Installare un programmatore di riscaldamento: la guida completa
Programmare il riscaldamento significa avere la certezza di trovare una casa calda al rientro dal lavoro senza scaldare tutto il giorno. Un programmatore di riscaldamento pilota automaticamente i periodi di riscaldamento in base alla tua presenza, abbassando la temperatura di notte e durante le assenze. Secondo l'Agenzia francese per la transizione ecologica (ADEME), programmare bene il riscaldamento può rappresentare un risparmio dell'ordine del 5-15% sulla bolletta, senza perdita di comfort. L'installazione richiede però di lavorare sul circuito elettrico della caldaia: va quindi condotta con metodo e, se necessario, da un professionista.
Programmatore cablato, radio o connesso?
- Il programmatore cablato: installato al posto del vecchio termostato, è collegato direttamente alla caldaia tramite fili (modelli a partire da 30-60 €)
- Il programmatore radio: la sonda e la caldaia comunicano senza fili, comodo se il quadro è lontano (50-120 €)
- Il termostato connesso: pilotabile da smartphone, con rilevamento di presenza e ottimizzazione automatica (80-250 €)
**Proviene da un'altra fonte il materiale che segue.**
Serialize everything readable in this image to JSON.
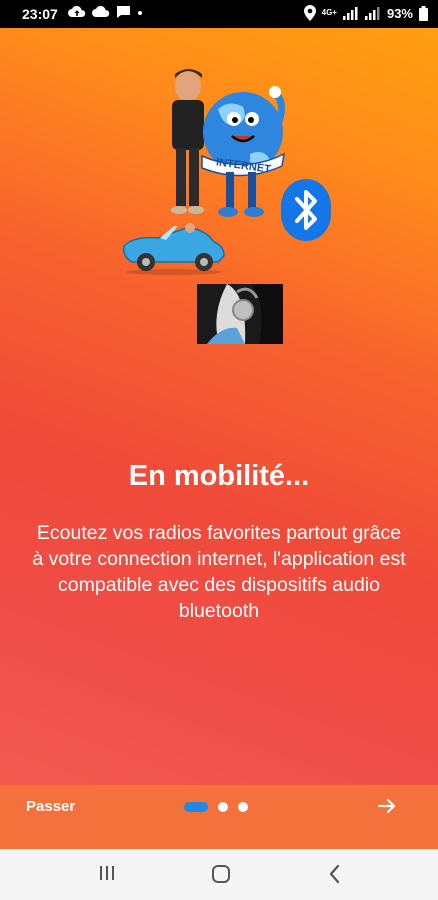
{
  "status_bar": {
    "time": "23:07",
    "battery": "93%",
    "network_label": "4G+",
    "icons": [
      "cloud-upload-icon",
      "cloud-icon",
      "chat-icon",
      "location-icon",
      "signal-icon",
      "battery-icon"
    ]
  },
  "onboarding": {
    "title": "En mobilité...",
    "description": "Ecoutez vos radios favorites partout grâce à votre connection internet, l'application est compatible avec des dispositifs audio bluetooth",
    "globe_label": "INTERNET"
  },
  "bottom": {
    "skip_label": "Passer",
    "page_index": 1,
    "page_count": 3
  },
  "colors": {
    "gradient_top": "#ff9f0f",
    "gradient_bottom": "#f04d48",
    "accent": "#1e88e5",
    "bottom_bar": "#f4713b"
  }
}
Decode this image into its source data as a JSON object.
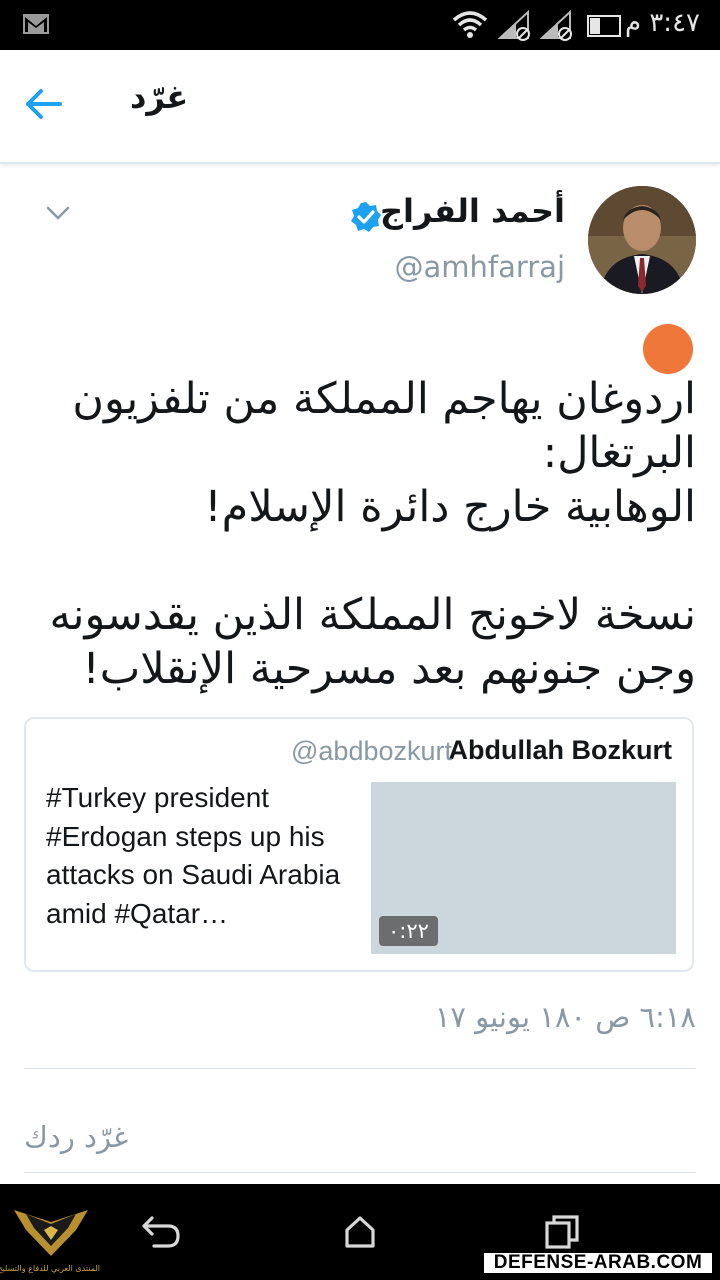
{
  "status_bar": {
    "time": "٣:٤٧ م",
    "icons": [
      "gmail-icon",
      "wifi-icon",
      "signal-muted-icon",
      "signal-muted-icon",
      "battery-icon"
    ]
  },
  "app_bar": {
    "title": "غرّد",
    "back_icon": "arrow-left-icon"
  },
  "tweet": {
    "author_name": "أحمد الفراج",
    "verified": true,
    "handle": "@amhfarraj",
    "text": "اردوغان يهاجم المملكة من تلفزيون البرتغال:\nالوهابية خارج دائرة الإسلام!\n\nنسخة لاخونج المملكة الذين يقدسونه وجن جنونهم بعد مسرحية الإنقلاب!",
    "timestamp": "٦:١٨ ص ١٨٠ يونيو ١٧",
    "accent_color": "#f0773a"
  },
  "quoted_tweet": {
    "name": "Abdullah Bozkurt",
    "handle": "@abdbozkurt",
    "text": "#Turkey president #Erdogan steps up his attacks on Saudi Arabia amid #Qatar…",
    "video_duration": "٠:٢٢"
  },
  "reply": {
    "placeholder": "غرّد ردك"
  },
  "watermark": {
    "site": "DEFENSE-ARAB.COM",
    "logo_caption": "المنتدى العربي للدفاع والتسليح"
  },
  "colors": {
    "twitter_blue": "#1da1f2",
    "secondary_text": "#8899a6",
    "media_placeholder": "#ccd6dd"
  }
}
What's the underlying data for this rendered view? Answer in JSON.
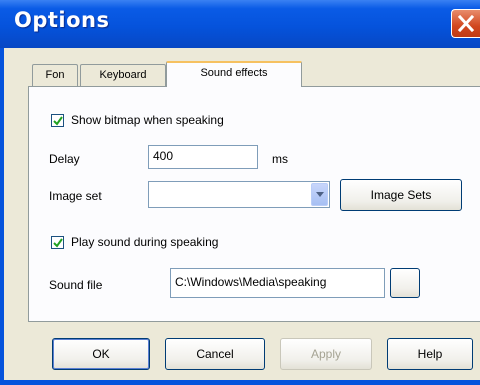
{
  "window": {
    "title": "Options",
    "close_icon": "close-icon"
  },
  "tabs": [
    {
      "label": "Fon",
      "active": false
    },
    {
      "label": "Keyboard",
      "active": false
    },
    {
      "label": "Sound effects",
      "active": true
    }
  ],
  "panel": {
    "show_bitmap_checkbox": {
      "label": "Show bitmap when speaking",
      "checked": true
    },
    "delay": {
      "label": "Delay",
      "value": "400",
      "unit": "ms"
    },
    "image_set": {
      "label": "Image set",
      "value": "",
      "button": "Image Sets"
    },
    "play_sound_checkbox": {
      "label": "Play sound during speaking",
      "checked": true
    },
    "sound_file": {
      "label": "Sound file",
      "value": "C:\\Windows\\Media\\speaking",
      "browse_label": ""
    }
  },
  "buttons": {
    "ok": "OK",
    "cancel": "Cancel",
    "apply": "Apply",
    "help": "Help"
  }
}
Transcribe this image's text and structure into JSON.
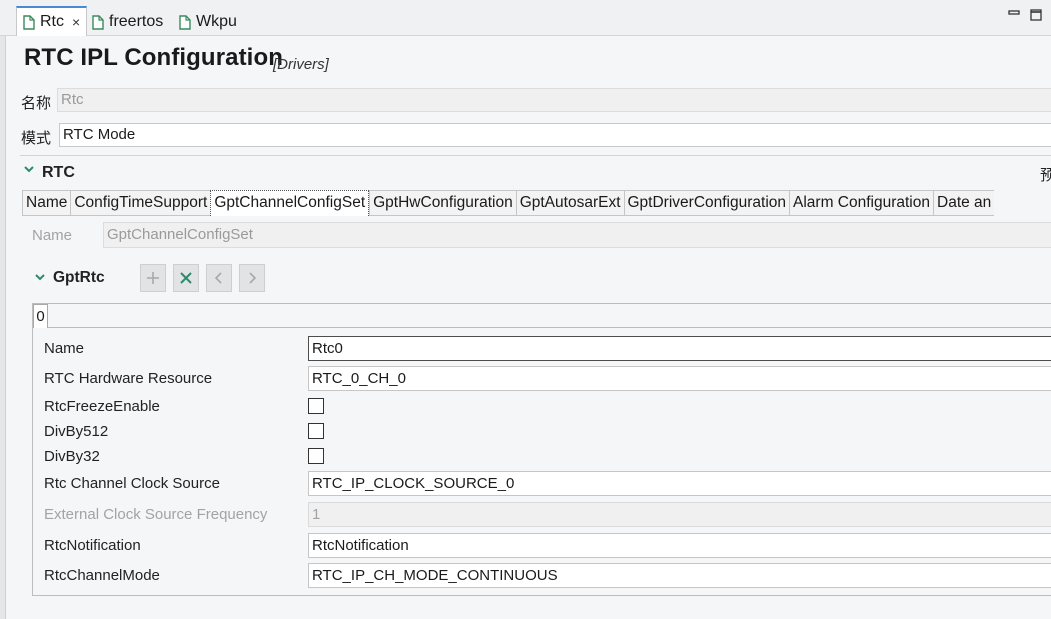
{
  "editor_tabs": [
    {
      "label": "Rtc",
      "close": "×"
    },
    {
      "label": "freertos"
    },
    {
      "label": "Wkpu"
    }
  ],
  "header": {
    "title": "RTC IPL Configuration",
    "subtitle": "[Drivers]"
  },
  "fields": {
    "name_label": "名称",
    "name_value": "Rtc",
    "mode_label": "模式",
    "mode_value": "RTC Mode"
  },
  "section": {
    "title": "RTC",
    "right_text": "预"
  },
  "tabs": [
    {
      "label": "Name"
    },
    {
      "label": "ConfigTimeSupport"
    },
    {
      "label": "GptChannelConfigSet"
    },
    {
      "label": "GptHwConfiguration"
    },
    {
      "label": "GptAutosarExt"
    },
    {
      "label": "GptDriverConfiguration"
    },
    {
      "label": "Alarm Configuration"
    },
    {
      "label": "Date an"
    }
  ],
  "channel_set": {
    "name_label": "Name",
    "name_value": "GptChannelConfigSet"
  },
  "subsection": {
    "title": "GptRtc",
    "index_tab": "0"
  },
  "properties": {
    "name": {
      "label": "Name",
      "value": "Rtc0"
    },
    "hw_resource": {
      "label": "RTC Hardware Resource",
      "value": "RTC_0_CH_0"
    },
    "freeze": {
      "label": "RtcFreezeEnable"
    },
    "div512": {
      "label": "DivBy512"
    },
    "div32": {
      "label": "DivBy32"
    },
    "clock_source": {
      "label": "Rtc Channel Clock Source",
      "value": "RTC_IP_CLOCK_SOURCE_0"
    },
    "ext_freq": {
      "label": "External Clock Source Frequency",
      "value": "1"
    },
    "notification": {
      "label": "RtcNotification",
      "value": "RtcNotification"
    },
    "channel_mode": {
      "label": "RtcChannelMode",
      "value": "RTC_IP_CH_MODE_CONTINUOUS"
    }
  },
  "colors": {
    "accent_green": "#2d8a6e",
    "active_tab_top": "#4a8ad4"
  }
}
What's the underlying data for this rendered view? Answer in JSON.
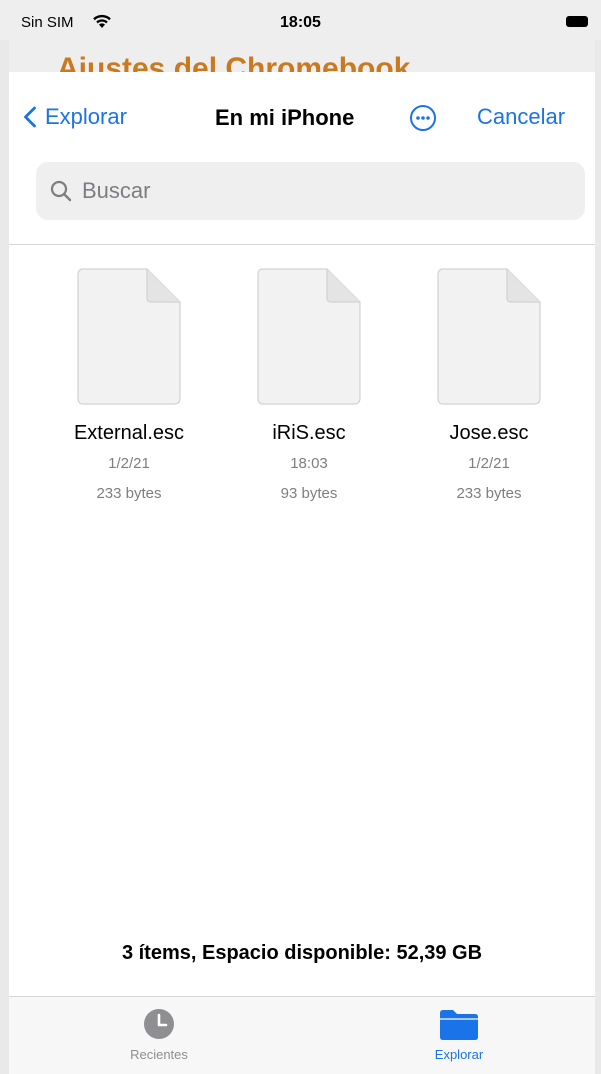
{
  "status_bar": {
    "carrier": "Sin SIM",
    "time": "18:05"
  },
  "background_page": {
    "title": "Ajustes del Chromebook"
  },
  "nav": {
    "back_label": "Explorar",
    "title": "En mi iPhone",
    "cancel_label": "Cancelar"
  },
  "search": {
    "placeholder": "Buscar",
    "value": ""
  },
  "files": [
    {
      "name": "External.esc",
      "date": "1/2/21",
      "size": "233 bytes"
    },
    {
      "name": "iRiS.esc",
      "date": "18:03",
      "size": "93 bytes"
    },
    {
      "name": "Jose.esc",
      "date": "1/2/21",
      "size": "233 bytes"
    }
  ],
  "footer": {
    "info": "3 ítems, Espacio disponible: 52,39 GB"
  },
  "tabs": [
    {
      "label": "Recientes",
      "icon": "clock-icon",
      "active": false
    },
    {
      "label": "Explorar",
      "icon": "folder-icon",
      "active": true
    }
  ],
  "colors": {
    "accent": "#1a73e8",
    "background_title": "#c97a21"
  }
}
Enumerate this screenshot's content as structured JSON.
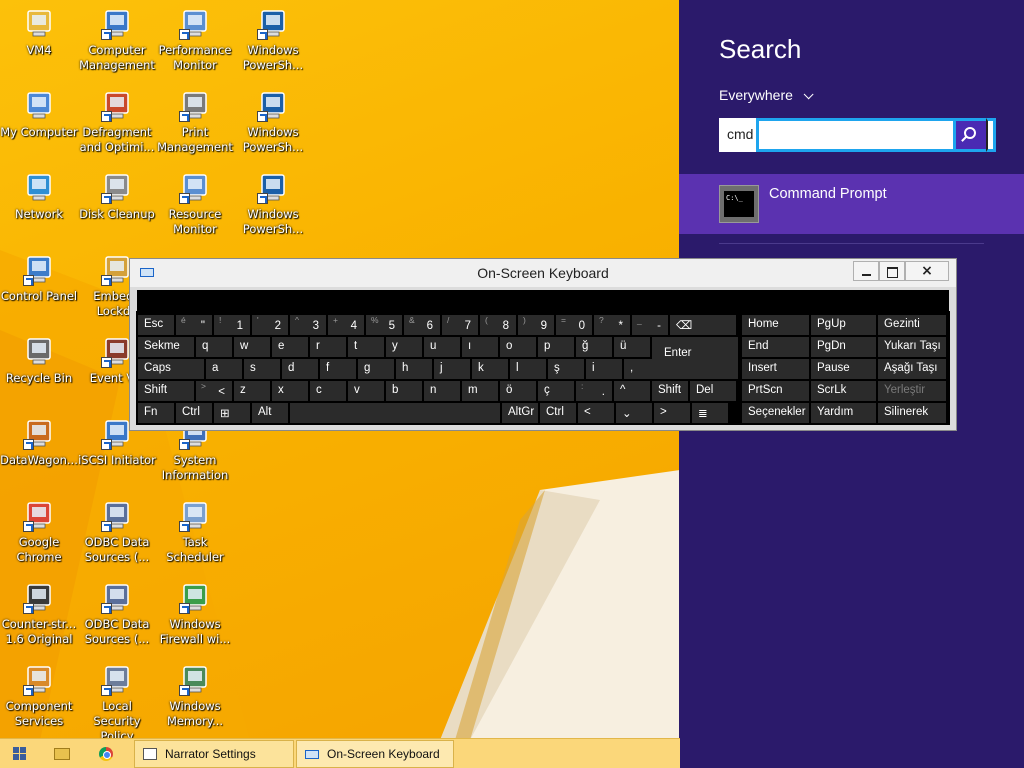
{
  "desktop": {
    "icons": [
      {
        "id": "vm4",
        "label": "VM4",
        "icon": "folder-icon"
      },
      {
        "id": "computer-management",
        "label": "Computer\nManagement",
        "icon": "computer-management-icon"
      },
      {
        "id": "performance-monitor",
        "label": "Performance\nMonitor",
        "icon": "performance-monitor-icon"
      },
      {
        "id": "windows-powershell-1",
        "label": "Windows\nPowerSh...",
        "icon": "powershell-icon"
      },
      {
        "id": "my-computer",
        "label": "My Computer",
        "icon": "computer-icon"
      },
      {
        "id": "defragment",
        "label": "Defragment\nand Optimi...",
        "icon": "defrag-icon"
      },
      {
        "id": "print-management",
        "label": "Print\nManagement",
        "icon": "printer-icon"
      },
      {
        "id": "windows-powershell-2",
        "label": "Windows\nPowerSh...",
        "icon": "powershell-icon"
      },
      {
        "id": "network",
        "label": "Network",
        "icon": "network-globe-icon"
      },
      {
        "id": "disk-cleanup",
        "label": "Disk Cleanup",
        "icon": "disk-cleanup-icon"
      },
      {
        "id": "resource-monitor",
        "label": "Resource\nMonitor",
        "icon": "resource-monitor-icon"
      },
      {
        "id": "windows-powershell-3",
        "label": "Windows\nPowerSh...",
        "icon": "powershell-icon"
      },
      {
        "id": "control-panel",
        "label": "Control Panel",
        "icon": "control-panel-icon"
      },
      {
        "id": "embedded-lockdown",
        "label": "Embedd\nLockdo",
        "icon": "lock-icon"
      },
      {
        "id": "recycle-bin",
        "label": "Recycle Bin",
        "icon": "recycle-bin-icon"
      },
      {
        "id": "event-viewer",
        "label": "Event Vie",
        "icon": "event-viewer-icon"
      },
      {
        "id": "datawagon",
        "label": "DataWagon...",
        "icon": "datawagon-icon"
      },
      {
        "id": "iscsi-initiator",
        "label": "iSCSI Initiator",
        "icon": "iscsi-icon"
      },
      {
        "id": "system-information",
        "label": "System\nInformation",
        "icon": "system-info-icon"
      },
      {
        "id": "google-chrome",
        "label": "Google\nChrome",
        "icon": "chrome-icon"
      },
      {
        "id": "odbc-data-sources-1",
        "label": "ODBC Data\nSources (...",
        "icon": "odbc-icon"
      },
      {
        "id": "task-scheduler",
        "label": "Task\nScheduler",
        "icon": "clock-icon"
      },
      {
        "id": "counter-strike",
        "label": "Counter-str...\n1.6 Original",
        "icon": "counter-strike-icon"
      },
      {
        "id": "odbc-data-sources-2",
        "label": "ODBC Data\nSources (...",
        "icon": "odbc-icon"
      },
      {
        "id": "windows-firewall",
        "label": "Windows\nFirewall wi...",
        "icon": "firewall-icon"
      },
      {
        "id": "component-services",
        "label": "Component\nServices",
        "icon": "component-services-icon"
      },
      {
        "id": "local-security-policy",
        "label": "Local Security\nPolicy",
        "icon": "security-policy-icon"
      },
      {
        "id": "windows-memory",
        "label": "Windows\nMemory...",
        "icon": "memory-diagnostic-icon"
      }
    ]
  },
  "search": {
    "title": "Search",
    "scope": "Everywhere",
    "query": "cmd",
    "results": [
      {
        "label": "Command Prompt",
        "icon": "command-prompt-icon"
      }
    ]
  },
  "osk": {
    "title": "On-Screen Keyboard",
    "close_label": "×",
    "rows": [
      [
        {
          "p": "Esc"
        },
        {
          "p": "\"",
          "s": "é"
        },
        {
          "p": "1",
          "s": "!"
        },
        {
          "p": "2",
          "s": "'"
        },
        {
          "p": "3",
          "s": "^"
        },
        {
          "p": "4",
          "s": "+"
        },
        {
          "p": "5",
          "s": "%"
        },
        {
          "p": "6",
          "s": "&"
        },
        {
          "p": "7",
          "s": "/"
        },
        {
          "p": "8",
          "s": "("
        },
        {
          "p": "9",
          "s": ")"
        },
        {
          "p": "0",
          "s": "="
        },
        {
          "p": "*",
          "s": "?"
        },
        {
          "p": "-",
          "s": "_"
        },
        {
          "p": "⌫"
        }
      ],
      [
        {
          "p": "Sekme"
        },
        {
          "p": "q"
        },
        {
          "p": "w"
        },
        {
          "p": "e"
        },
        {
          "p": "r"
        },
        {
          "p": "t"
        },
        {
          "p": "y"
        },
        {
          "p": "u"
        },
        {
          "p": "ı"
        },
        {
          "p": "o"
        },
        {
          "p": "p"
        },
        {
          "p": "ğ"
        },
        {
          "p": "ü"
        },
        {
          "p": "Enter"
        }
      ],
      [
        {
          "p": "Caps"
        },
        {
          "p": "a"
        },
        {
          "p": "s"
        },
        {
          "p": "d"
        },
        {
          "p": "f"
        },
        {
          "p": "g"
        },
        {
          "p": "h"
        },
        {
          "p": "j"
        },
        {
          "p": "k"
        },
        {
          "p": "l"
        },
        {
          "p": "ş"
        },
        {
          "p": "i"
        },
        {
          "p": ","
        }
      ],
      [
        {
          "p": "Shift"
        },
        {
          "p": "<",
          "s": ">"
        },
        {
          "p": "z"
        },
        {
          "p": "x"
        },
        {
          "p": "c"
        },
        {
          "p": "v"
        },
        {
          "p": "b"
        },
        {
          "p": "n"
        },
        {
          "p": "m"
        },
        {
          "p": "ö"
        },
        {
          "p": "ç"
        },
        {
          "p": ".",
          "s": ":"
        },
        {
          "p": "^"
        },
        {
          "p": "Shift"
        },
        {
          "p": "Del"
        }
      ],
      [
        {
          "p": "Fn"
        },
        {
          "p": "Ctrl"
        },
        {
          "p": "⊞"
        },
        {
          "p": "Alt"
        },
        {
          "p": ""
        },
        {
          "p": "AltGr"
        },
        {
          "p": "Ctrl"
        },
        {
          "p": "<"
        },
        {
          "p": "⌄"
        },
        {
          "p": ">"
        },
        {
          "p": "≣"
        }
      ]
    ],
    "nav_keys": [
      [
        "Home",
        "PgUp",
        "Gezinti"
      ],
      [
        "End",
        "PgDn",
        "Yukarı Taşı"
      ],
      [
        "Insert",
        "Pause",
        "Aşağı Taşı"
      ],
      [
        "PrtScn",
        "ScrLk",
        "Yerleştir"
      ],
      [
        "Seçenekler",
        "Yardım",
        "Silinerek"
      ]
    ]
  },
  "taskbar": {
    "tasks": [
      {
        "label": "Narrator Settings",
        "icon": "narrator-icon"
      },
      {
        "label": "On-Screen Keyboard",
        "icon": "keyboard-icon"
      }
    ]
  },
  "colors": {
    "search_panel_bg": "#2b1a6b",
    "search_result_bg": "#5b32b0",
    "search_accent": "#1ea5ee",
    "wallpaper": "#f6b400"
  }
}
- Alcuni programmatori combinano riscaldamento e acqua calda sanitaria: verifica le zone di pilotaggio di cui hai bisogno
Scegliere un modello compatibile con la propria caldaia
Prima di acquistare, verifica il tipo di impianto: caldaia a gas, a gasolio, pompa di calore o riscaldamento elettrico non si pilotano tutti allo stesso modo. La maggior parte dei programmatori moderni si sostituisce a un termostato a parete cablato esistente (due o tre fili), ma alcune caldaie vecchie richiedono un modello specifico o un relè intermedio. Leggi attentamente le istruzioni del produttore: se la tua caldaia non dispone di una morsettiera dedicata al termostato, o se il collegamento non corrisponde allo schema fornito, rivolgiti a un termotecnico o a un elettricista. Un collegamento errato può impedire alla caldaia di avviarsi o, peggio, danneggiarne la scheda elettronica.
Installare un programmatore: le fasi
- Stacca la corrente all'interruttore del circuito della caldaia e verifica l'assenza di tensione con un tester
- Smonta il vecchio termostato a parete rimuovendo la facciata poi il meccanismo, e fotografa il cablaggio esistente
- Individua i fili: identifica in genere i morsetti del termostato (spesso indicati T1/T2 o COM/NO sulla caldaia)
- Rimuovi i fili dalla vecchia scatola, spelali su 6-8 mm se necessario e collegali al nuovo programmatore seguendo lo schema del produttore
- Fissa la base del programmatore al muro (a circa 1,50 m da terra, nella stanza principale, lontano dalle fonti di calore)
- Rimonta il programmatore, ripristina la corrente e configura ora, data e fasce di temperatura
- Prova ogni modalità (comfort, eco, antigelo) verificando che la caldaia reagisca correttamente
Programmare in modo intelligente per risparmiare
- Scalda a 19 °C di giorno nelle stanze di vita e a 17 °C nelle camere
- Abbassare il riscaldamento di 1 °C in periodo eco corrisponde in genere a circa il 7% di risparmio sul consumo di riscaldamento
- Abbassa la temperatura di notte (16-17 °C) e durante le assenze di più di qualche ora
- Fai partire il riaccensione 30 minuti o 1 ora prima del tuo rientro a seconda dell'inerzia della tua abitazione
- Durante le assenze prolungate, usa la modalità "antigelo" piuttosto che spegnere del tutto il riscaldamento
Gli errori da evitare
- Invertire i fili durante il collegamento: caldaia che non reagisce o rischio di cortocircuito
- Dimenticare di staccare la corrente prima di intervenire sui fili
- Installare la sonda in una stanza poco rappresentativa (corridoio, bagno) o vicino a un termosifone
- Scegliere un programmatore incompatibile con il tipo di caldaia, senza verificare le istruzioni
- Credere che programmare basti: la manutenzione annuale della caldaia resta indispensabile per il suo buon rendimento
Installare un programmatore di riscaldamento è alla portata di un fai-da-te metodico quando il collegamento corrisponde allo schema esistente. In caso di dubbio, su una caldaia recente a regolazione elettronica, non esitare ad affidare la posa a un professionista: il costo viene presto ammortizzato dai risparmi realizzati. Una volta installato, prenditi qualche giorno per affinare le tue fasce orarie: l'obiettivo è scaldare al momento giusto, alla temperatura giusta, senza mai sprecare.